06 giugno 2015 18:22

Non sono tanto simpatici, forse, Jeroen Dijs­sel­bloem, Jean-Claude Junc­ker, Christine Lagarde e Mario Draghi, i rappresentanti dei “creditori” che cercano di far mandar giù alla Grecia una nuova massiccia dose dell’amarissima medicina dell’austerità.

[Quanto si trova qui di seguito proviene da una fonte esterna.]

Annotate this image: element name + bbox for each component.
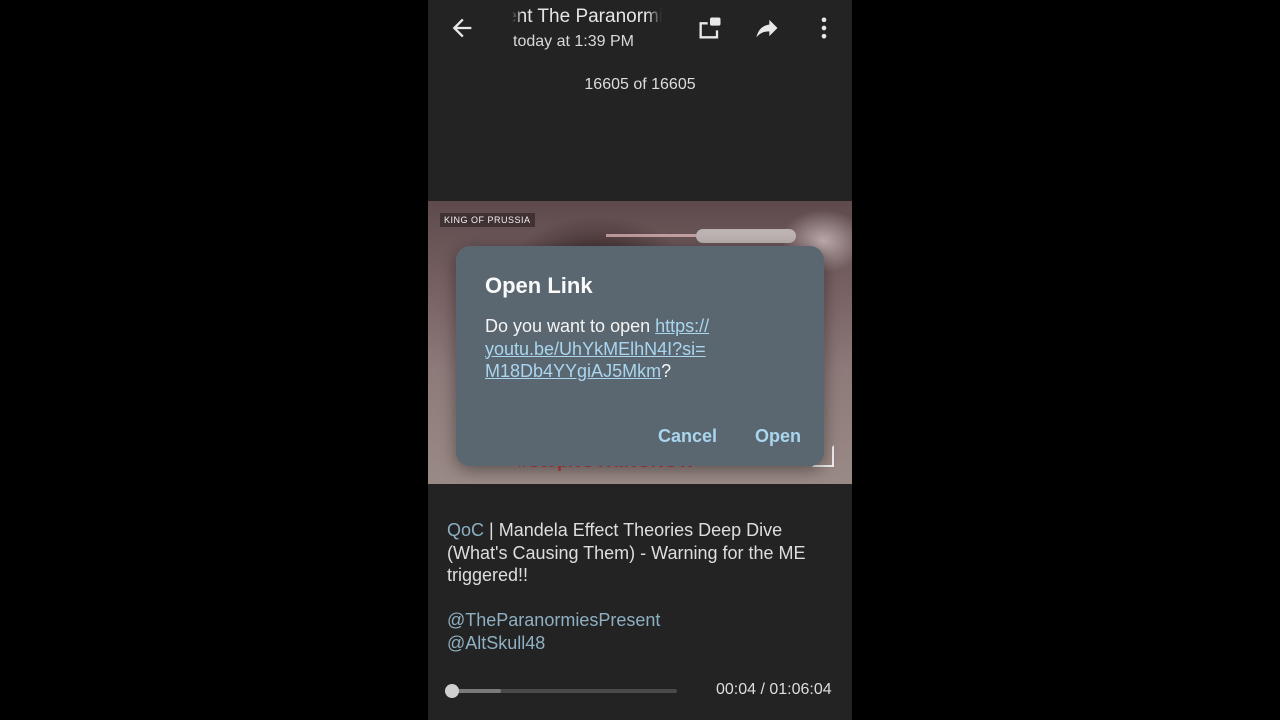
message-timestamp: today at 1:39 PM (513, 33, 634, 50)
seek-thumb[interactable] (445, 684, 459, 698)
media-caption: QoC | Mandela Effect Theories Deep Dive … (447, 519, 837, 587)
arrow-back-icon (452, 18, 472, 38)
dialog-title: Open Link (485, 273, 593, 298)
open-button[interactable]: Open (755, 426, 801, 447)
mention-link[interactable]: @AltSkull48 (447, 632, 660, 655)
back-button[interactable] (448, 14, 476, 42)
picture-in-picture-icon (699, 17, 721, 39)
dialog-prompt: Do you want to open (485, 316, 656, 336)
seek-bar[interactable] (445, 684, 677, 698)
time-display: 00:04 / 01:06:04 (716, 681, 832, 698)
hashtag-link[interactable]: QoC (447, 520, 484, 540)
dialog-message: Do you want to open https://youtu.be/UhY… (485, 315, 805, 383)
mentions-list: @TheParanormiesPresent @AltSkull48 (447, 609, 660, 654)
open-link-dialog: Open Link Do you want to open https://yo… (456, 246, 824, 466)
share-button[interactable] (753, 14, 781, 42)
cancel-button[interactable]: Cancel (658, 426, 717, 447)
mention-link[interactable]: @TheParanormiesPresent (447, 609, 660, 632)
video-frame-detail (696, 229, 796, 243)
share-forward-icon (756, 19, 778, 38)
caption-text: | Mandela Effect Theories Deep Dive (Wha… (447, 520, 806, 585)
media-counter: 16605 of 16605 (584, 76, 696, 93)
pip-button[interactable] (696, 14, 724, 42)
video-watermark: KING OF PRUSSIA (440, 213, 535, 227)
app-screen: The Paranormies Present The Paranormies … (428, 0, 852, 720)
video-frame-detail (606, 234, 696, 237)
dialog-prompt-end: ? (661, 361, 672, 381)
top-app-bar: The Paranormies Present The Paranormies … (428, 0, 852, 56)
more-vert-icon (821, 17, 827, 39)
chat-title: The Paranormies Present The Paranormies … (512, 6, 662, 27)
more-options-button[interactable] (810, 14, 838, 42)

Però non si può negare un po’ di comprensione umana nei loro confronti: anche se l’unico ad ammettere che i greci “hanno proprio rotto le palle” è stato il presidente del parlamento europeo Martin Schultz, si capisce che anche i rappresentanti delle istituzioni non ne possano proprio più dell’intera faccenda greca. Che per loro appare quasi incomprensibile: i greci si sono indebitati e hanno chiesto soldi per salvarsi, promettendo di fare delle cose (austere) e di rispettare certe regole (cioè che le “cose austere” da fare e il momento in cui farle lo decidono sempre e solo i creditori).

Il premier greco Alexis Tsipras durante il discorso di fronte al parlamento di Atene. (Alkis Konstantinidis, Reuters/Contrasto)

Invece ieri, parlando al suo parlamento, il premier greco Alexis Tsipras ha detto cose stranissime: che le cinque pagine di misure richieste dalle istituzioni per sbloccare altri prestiti per 10,9 miliardi di euro sono “assurde”, che sono solo un capitolo di una “brutta tattica negoziale” e vanno ritirate. Che l’accordo invece è vicinissimo e si troverà non appena “nell’eurozona pre­varranno le maggioritarie forze ragio­ne­voli che vogliono pre­servare e raf­for­zare la moneta comune” con­tro una “mino­ranza” che cerca di “umi­liare” e “sot­to­met­tere” il popolo greco.

Alexis Tsipras è matto a sfidare i rapporti di forza che lo stanno schiacciando? Ha qualche carta segreta nella manica? Non è matto, e (anche se dice o fa capire di averla dopo la chiacchierata telefonica con Vladimir Putin) non ha nessuna carta segreta da giocare. Semplicemente è un esemplare di negoziatore del tutto differente da quello a cui si sono abituati in questi anni i leader dell’eurozona e delle burocrazie europee ed internazionali. È un politico paziente. È uno che sa parlare all’opinione pubblica, sia quella nazionale che quella più ampia. È un leader che capisce bene cosa pensa la gente, e che ha presentato un programma di tagli e misure economiche che comunque prevedono significativi sacrifici. E poi, sa “leggere” il gioco della controparte: dopo il discorso di ieri, è ormai chiaro che in Grecia non c’è spazio politico per una nuova operazione tecnocratica, come la desiderata formazione di un governo “ragionevole” e disposto a firmare un’intesa all’insegna dell’austerità, eliminando l’ala sinistra di Syriza e trovando voti nell’opposizione.

Insomma, comunque la si pensi, Tsipras è un osso duro. E ha un piano. Ovvero, la consapevolezza che il possibile default e l’espulsione della Grecia dall’euro (la famosa Grexit) potrebbe nonostante le rassicurazioni creare fortissime tensioni nell’area euro. Non solo si dimostrerebbe plasticamente la falsità del dogma dell’irreversibilità dell’euro. Non solo rischierebbero di finire nel mirino della speculazione tutti i paesi dell’Europa finanziariamente più fragili. Si potrebbe anche bruciare sul nascere la nascente ripresa che si sta affacciando sull’economia del vecchio continente. E poi, agli statunitensi – sempre più interventisti nella gestione della crisi greca – piace pochissimo l’idea di turbolenze globali sui mercati finanziari. E ancor meno piace l’idea che Atene, dopo il default, possa doversi rivolgere alla Russia per chiedere aiuto.

Giustamente ci si può chiedere: ma i greci sono pronti all’eventualità della Grexit? La Grecia fuori dall’euro non sarebbe costretta, come dicono molti autorevoli osservatori, ad accettare identiche se non più aspre dosi di austerità e sacrifici, senza avere più nemmeno il parafulmine della moneta unica? I sondaggi di oggi dicono che per adesso in caso di elezioni Syriza prenderebbe il 45 per cento dei voti, e che circa un terzo della popolazione è per il “tanto peggio tanto meglio”. Potrebbero cambiare prestissimo idea, si sa. Ma ci si può chiedere se la “punizione esemplare” di un piccolo popolo mediterraneo e il disastro dell’euro siano un gioco che vale la candela. Spesso ci si dimentica quanto piccola sia la Grecia e la sua economia, e di quanti pochi soldi tutto sommato si stia parlando. Ha senso mandare tutto in malora?